Re: [RFC] HTTP Timezone - rev4

On Wednesday 13 June 2007 01:12, Adrien de Croy wrote:
> Just a couple of comments.
>
> There are a proliferation of date/time formats, including ones with TZ
> information.
>
> I think there will be more people out there that have to code
> implementations for things that have existing code for an RFC2822 style
> date/time format than for a POSIX one.  Any particular reason for the
> choice of the POSIX format?

There is no reason. I just thought that POSIX format is easier to parse. I've 
no objection in using the RFC2822 timezone format. I'll send another version 
using the RFC2822 format.

> The timezone part you have defined containing an offset from UTC + an
> optional list of timezone names (how many timezones can one UA be in
> anyway?).  The TZ offset is contained in a date field, and the timezone
> name seems to duplicate locale information which is also sent in other
> headers.

AFAIK there is no standard for timezone names. They depend on timezone 
databases which are client specific. The idea of a list of timezone names is 
that web clients may try to support multiple such databases. The list of 
names will be a list of known names for the same timezone.

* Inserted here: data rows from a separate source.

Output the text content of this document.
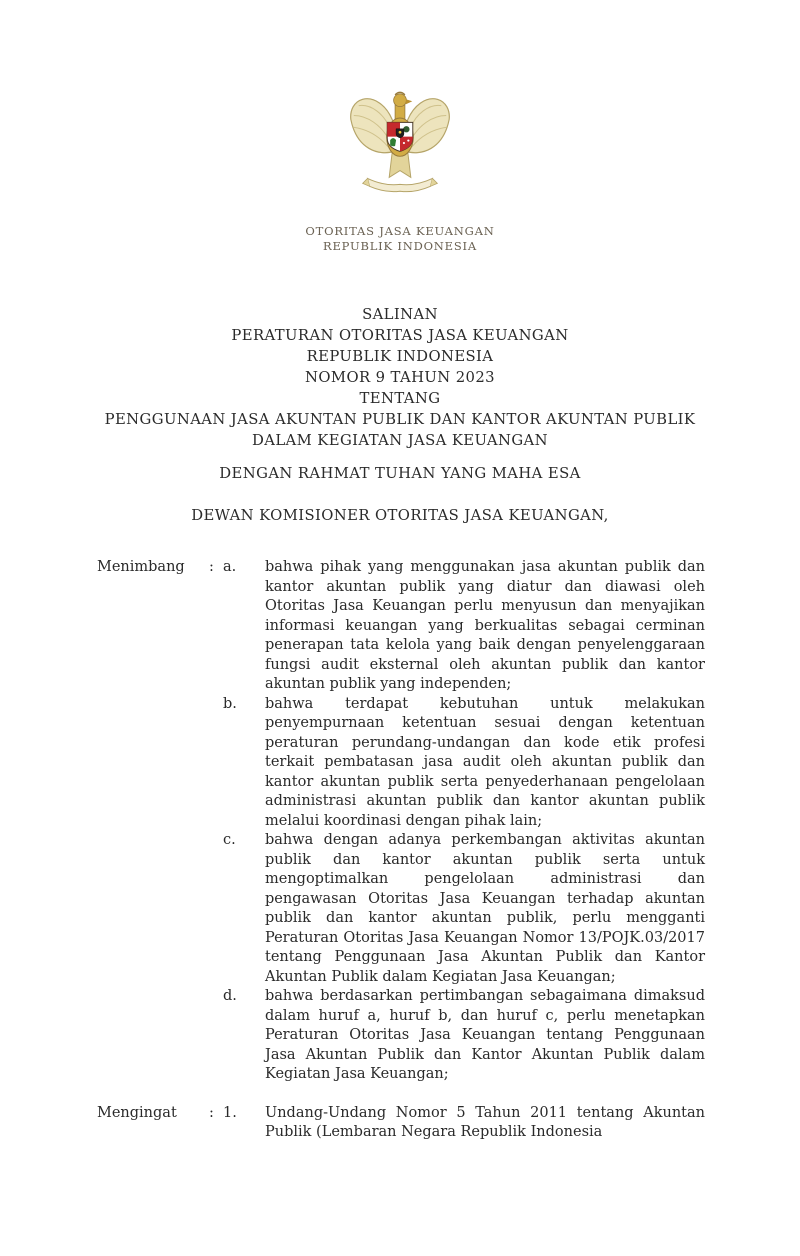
OTORITAS JASA KEUANGAN
REPUBLIK INDONESIA
SALINAN
PERATURAN OTORITAS JASA KEUANGAN
REPUBLIK INDONESIA
NOMOR 9 TAHUN 2023
TENTANG
PENGGUNAAN JASA AKUNTAN PUBLIK DAN KANTOR AKUNTAN PUBLIK
DALAM KEGIATAN JASA KEUANGAN
DENGAN RAHMAT TUHAN YANG MAHA ESA
DEWAN KOMISIONER OTORITAS JASA KEUANGAN,
Menimbang	: a.	bahwa pihak yang menggunakan jasa akuntan publik dan kantor akuntan publik yang diatur dan diawasi oleh Otoritas Jasa Keuangan perlu menyusun dan menyajikan informasi keuangan yang berkualitas sebagai cerminan penerapan tata kelola yang baik dengan penyelenggaraan fungsi audit eksternal oleh akuntan publik dan kantor akuntan publik yang independen;
b.	bahwa terdapat kebutuhan untuk melakukan penyempurnaan ketentuan sesuai dengan ketentuan peraturan perundang-undangan dan kode etik profesi terkait pembatasan jasa audit oleh akuntan publik dan kantor akuntan publik serta penyederhanaan pengelolaan administrasi akuntan publik dan kantor akuntan publik melalui koordinasi dengan pihak lain;
c.	bahwa dengan adanya perkembangan aktivitas akuntan publik dan kantor akuntan publik serta untuk mengoptimalkan pengelolaan administrasi dan pengawasan Otoritas Jasa Keuangan terhadap akuntan publik dan kantor akuntan publik, perlu mengganti Peraturan Otoritas Jasa Keuangan Nomor 13/POJK.03/2017 tentang Penggunaan Jasa Akuntan Publik dan Kantor Akuntan Publik dalam Kegiatan Jasa Keuangan;
d.	bahwa berdasarkan pertimbangan sebagaimana dimaksud dalam huruf a, huruf b, dan huruf c, perlu menetapkan Peraturan Otoritas Jasa Keuangan tentang Penggunaan Jasa Akuntan Publik dan Kantor Akuntan Publik dalam Kegiatan Jasa Keuangan;
Mengingat	: 1.	Undang-Undang Nomor 5 Tahun 2011 tentang Akuntan Publik (Lembaran Negara Republik Indonesia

Also, timezone is not related to locale. I'm using english locale but I have 
Europe/Athens timezone. Other countries cross more than one timezones etc.

> If a server wishes to use the timezone as a parameter to generate
> content, then surely it needs a method of ensuring it gets the information?

I'm thinking the whole thing as a best effort attempt to provide better 
content. Clients that don't support it will experience the current behaviour 
of seeing time related content using the web server's timezone.

> I.e. do we need a status code like "4xx Date field required" whereby the
> server can indicate that it can't generate content without the timezone
> information.

I believe that appart from the implementation complexity that this one 
introduces, the 'required' is the main difference. Since the idea is to 
provide a best effort service, there should be no requirement for it.

> in which case why not just use the existing Date header, or expand this
> concept to encompass the complete definition of the locale of the user,
> not just timezone.

The date header forces the client to sent its time in UTC. As far as I 
understand, this change whould need a new version of HTTP.